L’importanza che riveste per loro la difesa dell’ultima roccaforte è dimostrata dalla testardaggine con cui hanno rifiutato ogni proposta di negoziato avanzata nelle scorse ore dal comando di Bengasi per evitare combattimenti e ulteriori spargimenti di sangue, e l’accanimento con il quale continuano a sparare razzi Grad contro gli assalitori. Il generale degli insorti Omar Bukatif aveva chiesto all’esercito governativo di consentire che almeno le donne, i vecchi e i bambini potessero lasciare Sirte. Ma il suo omologo lealista gli ha retoricamente risposto che questi avrebbero combattuto al loro fianco, e che mai avrebbero abbandonato la loro città . «Sono parole vuote, come le loro minacce: i lealisti, adesso che cominciamo a conoscerli, non ci fanno davvero più paura», riprende Bani. «Ci vorranno al massimo tre giorni per conquistare Sirte».
Intanto, al check-point di Brega, approntato un paio di giorni di fa per fermare i giornalisti e gli shabab non irreggimentati, perché poco lontano si continua a combattere aspramente, continuano a passare Toyota cariche di armi e di uomini sorridenti. È forse giunta fino a loro la notizia che Gheddafi potrebbe nascondersi a poche decine di chilometri da lì. Prima del quotidiano Le Parisien, che ieri riprendeva la supposizione di fonti vicine al presidente Nicolas Sarkozy quanto al ritorno del Colonnello tra la tribù a lui più fedele, la stessa ipotesi era stata ventilata due giorni fa a Roma da Abdessalam Jalloud, ex numero due del regime.

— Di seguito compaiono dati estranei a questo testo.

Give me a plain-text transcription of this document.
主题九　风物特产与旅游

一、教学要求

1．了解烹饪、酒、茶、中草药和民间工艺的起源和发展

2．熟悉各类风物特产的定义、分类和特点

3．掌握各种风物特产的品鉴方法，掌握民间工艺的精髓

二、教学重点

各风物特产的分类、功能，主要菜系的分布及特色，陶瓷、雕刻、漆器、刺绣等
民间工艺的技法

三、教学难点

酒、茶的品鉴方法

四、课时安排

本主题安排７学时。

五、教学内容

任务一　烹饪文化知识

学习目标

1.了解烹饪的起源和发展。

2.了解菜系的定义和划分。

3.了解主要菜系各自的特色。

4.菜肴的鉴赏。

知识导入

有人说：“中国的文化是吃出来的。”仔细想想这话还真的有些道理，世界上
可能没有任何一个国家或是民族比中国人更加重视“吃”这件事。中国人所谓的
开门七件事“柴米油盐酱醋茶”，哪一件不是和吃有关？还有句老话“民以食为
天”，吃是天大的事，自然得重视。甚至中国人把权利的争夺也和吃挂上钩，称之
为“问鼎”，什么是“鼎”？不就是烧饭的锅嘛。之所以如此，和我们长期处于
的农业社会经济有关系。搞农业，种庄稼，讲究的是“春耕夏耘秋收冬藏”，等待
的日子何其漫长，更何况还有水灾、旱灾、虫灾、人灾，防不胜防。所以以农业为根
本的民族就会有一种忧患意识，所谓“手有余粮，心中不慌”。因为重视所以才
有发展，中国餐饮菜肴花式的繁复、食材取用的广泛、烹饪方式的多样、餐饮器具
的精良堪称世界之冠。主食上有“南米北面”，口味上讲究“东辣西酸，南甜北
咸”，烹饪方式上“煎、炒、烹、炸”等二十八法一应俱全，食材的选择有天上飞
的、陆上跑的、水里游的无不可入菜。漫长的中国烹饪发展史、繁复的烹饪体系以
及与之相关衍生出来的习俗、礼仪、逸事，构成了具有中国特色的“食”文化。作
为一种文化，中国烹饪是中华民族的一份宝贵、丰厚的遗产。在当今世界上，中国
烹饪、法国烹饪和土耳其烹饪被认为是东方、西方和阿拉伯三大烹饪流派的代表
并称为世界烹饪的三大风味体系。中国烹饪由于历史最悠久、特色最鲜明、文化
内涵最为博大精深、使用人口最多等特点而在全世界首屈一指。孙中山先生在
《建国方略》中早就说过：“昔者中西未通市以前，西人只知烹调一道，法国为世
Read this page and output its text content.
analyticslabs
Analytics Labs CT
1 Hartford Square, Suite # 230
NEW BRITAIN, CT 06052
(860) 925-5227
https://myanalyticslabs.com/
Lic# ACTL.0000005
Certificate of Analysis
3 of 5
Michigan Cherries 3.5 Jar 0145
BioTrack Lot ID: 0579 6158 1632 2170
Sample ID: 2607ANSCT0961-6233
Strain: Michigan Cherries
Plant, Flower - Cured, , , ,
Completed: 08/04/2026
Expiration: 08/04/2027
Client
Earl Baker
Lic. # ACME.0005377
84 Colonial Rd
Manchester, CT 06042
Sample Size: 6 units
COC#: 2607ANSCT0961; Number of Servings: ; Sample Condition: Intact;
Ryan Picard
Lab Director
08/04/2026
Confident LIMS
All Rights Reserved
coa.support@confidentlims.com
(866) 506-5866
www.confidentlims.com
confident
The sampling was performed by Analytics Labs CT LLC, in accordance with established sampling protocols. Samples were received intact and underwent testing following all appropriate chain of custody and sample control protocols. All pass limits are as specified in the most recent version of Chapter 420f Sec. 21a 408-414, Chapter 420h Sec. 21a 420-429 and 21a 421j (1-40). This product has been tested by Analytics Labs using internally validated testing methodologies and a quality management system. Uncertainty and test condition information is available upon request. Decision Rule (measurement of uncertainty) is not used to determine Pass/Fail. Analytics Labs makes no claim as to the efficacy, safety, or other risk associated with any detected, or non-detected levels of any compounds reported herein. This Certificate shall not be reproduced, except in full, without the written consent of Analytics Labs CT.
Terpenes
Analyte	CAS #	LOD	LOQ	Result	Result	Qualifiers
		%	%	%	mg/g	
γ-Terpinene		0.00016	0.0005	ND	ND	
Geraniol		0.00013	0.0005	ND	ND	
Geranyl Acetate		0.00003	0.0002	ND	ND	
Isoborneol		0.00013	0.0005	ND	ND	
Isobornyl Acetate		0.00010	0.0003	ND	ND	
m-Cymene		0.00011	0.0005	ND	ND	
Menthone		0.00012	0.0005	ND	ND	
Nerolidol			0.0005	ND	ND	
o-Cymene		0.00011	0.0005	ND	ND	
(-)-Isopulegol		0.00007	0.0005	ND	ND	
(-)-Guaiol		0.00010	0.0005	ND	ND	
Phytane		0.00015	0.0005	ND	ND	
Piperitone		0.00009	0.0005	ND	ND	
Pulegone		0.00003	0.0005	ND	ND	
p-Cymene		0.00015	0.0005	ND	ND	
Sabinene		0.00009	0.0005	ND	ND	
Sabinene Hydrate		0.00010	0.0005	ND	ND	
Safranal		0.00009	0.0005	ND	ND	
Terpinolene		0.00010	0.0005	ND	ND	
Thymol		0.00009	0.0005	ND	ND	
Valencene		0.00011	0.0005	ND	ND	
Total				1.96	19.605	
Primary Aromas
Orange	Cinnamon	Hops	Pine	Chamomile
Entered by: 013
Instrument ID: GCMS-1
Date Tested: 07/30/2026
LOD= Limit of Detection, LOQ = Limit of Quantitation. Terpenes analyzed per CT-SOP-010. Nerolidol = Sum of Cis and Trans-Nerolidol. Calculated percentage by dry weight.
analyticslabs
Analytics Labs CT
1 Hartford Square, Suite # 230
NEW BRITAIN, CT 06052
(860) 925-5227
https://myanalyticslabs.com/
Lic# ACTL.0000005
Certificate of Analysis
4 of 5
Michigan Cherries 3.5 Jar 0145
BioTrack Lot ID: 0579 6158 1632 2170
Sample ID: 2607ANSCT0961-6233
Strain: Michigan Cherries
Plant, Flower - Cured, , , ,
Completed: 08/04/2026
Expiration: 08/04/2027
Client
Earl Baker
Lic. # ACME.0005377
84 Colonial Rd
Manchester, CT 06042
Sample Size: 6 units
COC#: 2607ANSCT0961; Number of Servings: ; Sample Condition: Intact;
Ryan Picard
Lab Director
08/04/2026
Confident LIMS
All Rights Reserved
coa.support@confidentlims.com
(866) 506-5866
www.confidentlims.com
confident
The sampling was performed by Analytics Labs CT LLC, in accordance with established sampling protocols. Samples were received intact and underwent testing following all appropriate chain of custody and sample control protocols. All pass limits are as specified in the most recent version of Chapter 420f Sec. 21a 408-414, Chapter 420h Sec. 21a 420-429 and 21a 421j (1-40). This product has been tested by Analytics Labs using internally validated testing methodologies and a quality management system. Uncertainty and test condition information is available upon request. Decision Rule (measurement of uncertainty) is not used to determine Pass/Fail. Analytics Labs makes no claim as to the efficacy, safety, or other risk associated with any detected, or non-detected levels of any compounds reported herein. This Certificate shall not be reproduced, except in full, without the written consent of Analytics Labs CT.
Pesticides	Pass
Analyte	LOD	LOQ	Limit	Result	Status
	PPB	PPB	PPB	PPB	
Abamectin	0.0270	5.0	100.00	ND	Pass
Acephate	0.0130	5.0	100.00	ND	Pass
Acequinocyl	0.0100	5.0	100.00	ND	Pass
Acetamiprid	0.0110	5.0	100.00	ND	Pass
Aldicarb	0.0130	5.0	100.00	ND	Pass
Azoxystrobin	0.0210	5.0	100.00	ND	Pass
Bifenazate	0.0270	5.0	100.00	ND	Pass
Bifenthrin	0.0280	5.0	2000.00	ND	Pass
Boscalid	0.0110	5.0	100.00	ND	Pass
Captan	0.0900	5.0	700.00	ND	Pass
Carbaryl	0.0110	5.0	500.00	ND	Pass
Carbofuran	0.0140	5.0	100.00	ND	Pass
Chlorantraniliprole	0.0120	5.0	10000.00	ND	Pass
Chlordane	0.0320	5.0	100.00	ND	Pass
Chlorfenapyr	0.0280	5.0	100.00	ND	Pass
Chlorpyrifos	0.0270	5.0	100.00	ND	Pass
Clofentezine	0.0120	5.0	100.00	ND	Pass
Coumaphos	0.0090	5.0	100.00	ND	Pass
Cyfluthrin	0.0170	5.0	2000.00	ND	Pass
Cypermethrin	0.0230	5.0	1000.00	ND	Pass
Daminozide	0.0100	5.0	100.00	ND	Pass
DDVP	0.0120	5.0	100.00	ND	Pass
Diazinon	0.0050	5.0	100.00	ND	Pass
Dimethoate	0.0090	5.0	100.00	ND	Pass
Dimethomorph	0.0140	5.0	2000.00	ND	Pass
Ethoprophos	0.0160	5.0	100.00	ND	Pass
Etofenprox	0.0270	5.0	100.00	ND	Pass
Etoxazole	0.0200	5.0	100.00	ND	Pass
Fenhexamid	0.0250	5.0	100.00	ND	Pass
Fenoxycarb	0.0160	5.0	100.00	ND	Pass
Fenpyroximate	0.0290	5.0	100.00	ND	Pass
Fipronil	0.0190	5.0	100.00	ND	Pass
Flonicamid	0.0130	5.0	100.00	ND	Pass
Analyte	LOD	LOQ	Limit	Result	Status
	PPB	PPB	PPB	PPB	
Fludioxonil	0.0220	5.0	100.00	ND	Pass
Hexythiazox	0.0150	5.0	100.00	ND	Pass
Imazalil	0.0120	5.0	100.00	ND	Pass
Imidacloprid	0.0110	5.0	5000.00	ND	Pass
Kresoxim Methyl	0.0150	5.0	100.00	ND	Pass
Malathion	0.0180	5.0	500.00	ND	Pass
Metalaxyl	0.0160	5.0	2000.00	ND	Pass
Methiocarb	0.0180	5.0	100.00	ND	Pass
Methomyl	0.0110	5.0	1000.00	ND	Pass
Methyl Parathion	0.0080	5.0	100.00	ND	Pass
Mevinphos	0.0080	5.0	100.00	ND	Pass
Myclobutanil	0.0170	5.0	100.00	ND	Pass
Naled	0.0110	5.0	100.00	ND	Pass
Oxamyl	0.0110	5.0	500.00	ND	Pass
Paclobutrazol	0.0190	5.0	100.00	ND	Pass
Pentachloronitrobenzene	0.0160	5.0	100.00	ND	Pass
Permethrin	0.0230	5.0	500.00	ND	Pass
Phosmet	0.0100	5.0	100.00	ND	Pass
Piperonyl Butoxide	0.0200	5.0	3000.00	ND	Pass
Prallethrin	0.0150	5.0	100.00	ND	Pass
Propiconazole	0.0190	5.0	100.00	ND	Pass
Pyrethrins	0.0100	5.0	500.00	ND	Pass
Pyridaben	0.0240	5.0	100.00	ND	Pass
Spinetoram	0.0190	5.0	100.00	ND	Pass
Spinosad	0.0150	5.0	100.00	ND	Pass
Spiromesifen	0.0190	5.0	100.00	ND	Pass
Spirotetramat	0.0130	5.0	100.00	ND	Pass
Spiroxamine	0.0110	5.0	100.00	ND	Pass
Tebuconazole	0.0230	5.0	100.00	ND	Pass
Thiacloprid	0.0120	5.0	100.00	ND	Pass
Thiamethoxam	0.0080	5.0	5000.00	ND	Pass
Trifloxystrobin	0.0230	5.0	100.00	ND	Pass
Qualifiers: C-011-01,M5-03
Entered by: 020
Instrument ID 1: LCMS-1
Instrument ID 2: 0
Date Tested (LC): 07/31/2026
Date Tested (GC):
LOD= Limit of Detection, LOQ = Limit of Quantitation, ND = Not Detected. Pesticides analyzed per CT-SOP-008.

Ieri pomeriggio anche il ministro degli Esteri Franco Frattini ha dichiarato che sulla presenza di Gheddafi a Sirte «ci sono seri indizi, che vanno ben al di là  di un semplice sospetto». Il titolare della Farnesina ha spiegato che questi indizi derivano da quello che hanno dichiarato coloro che si trovano lì. Infatti, qualcuno avrebbe visto il raìs aggirarsi per le strade della sua città . «Mi pare evidente che se le azioni si stanno concentrando su Sirte, che è una delle poche aree libiche ancora non recuperate alla libertà  da Consiglio nazionale di transizione, ciò faccia pensare che ci possa essere un serio indizio sulla presenza di Gheddafi in loco». Ma il motivo più evidente è forse un altro: l’accanimento della difesa delle truppe lealiste, anche dopo la promessa di immunità  formulata ieri dal leader delle forze democratiche libiche, Mustafa Abdel Jalil, il quale ha dichiarato che nel Paese «c’è spazio per tutti, a condizione che le armi tacciano immediatamente e si cerchi ricostruire tutti assieme il nostro futuro». Tuttavia, secondo il ministro della Giustizia di Bengasi, Mohammed al-Alaqi, Gheddafi si nasconderebbe in un quartiere di Tripoli, circondato dagli insorti.
Fermiamo uno shabab in mimetica e con occhiali di marca. Si chiama Ahmed. Prima della rivolta di febbraio gestiva assieme al fratello una boutique di abbigliamento. Gli chiediamo se è d’accordo, una volta catturato Gheddafi, di spedirlo all’Aja perché venga giudicato dalla Corte internazionale. Risponde Ahmed: «No, perché sarebbe un’ammissione di impotenza. E poi credo che la nuova Libia sarà  un Paese democratico, e quindi in grado di processare anche il peggiore dei criminali». Difficile dargli torto.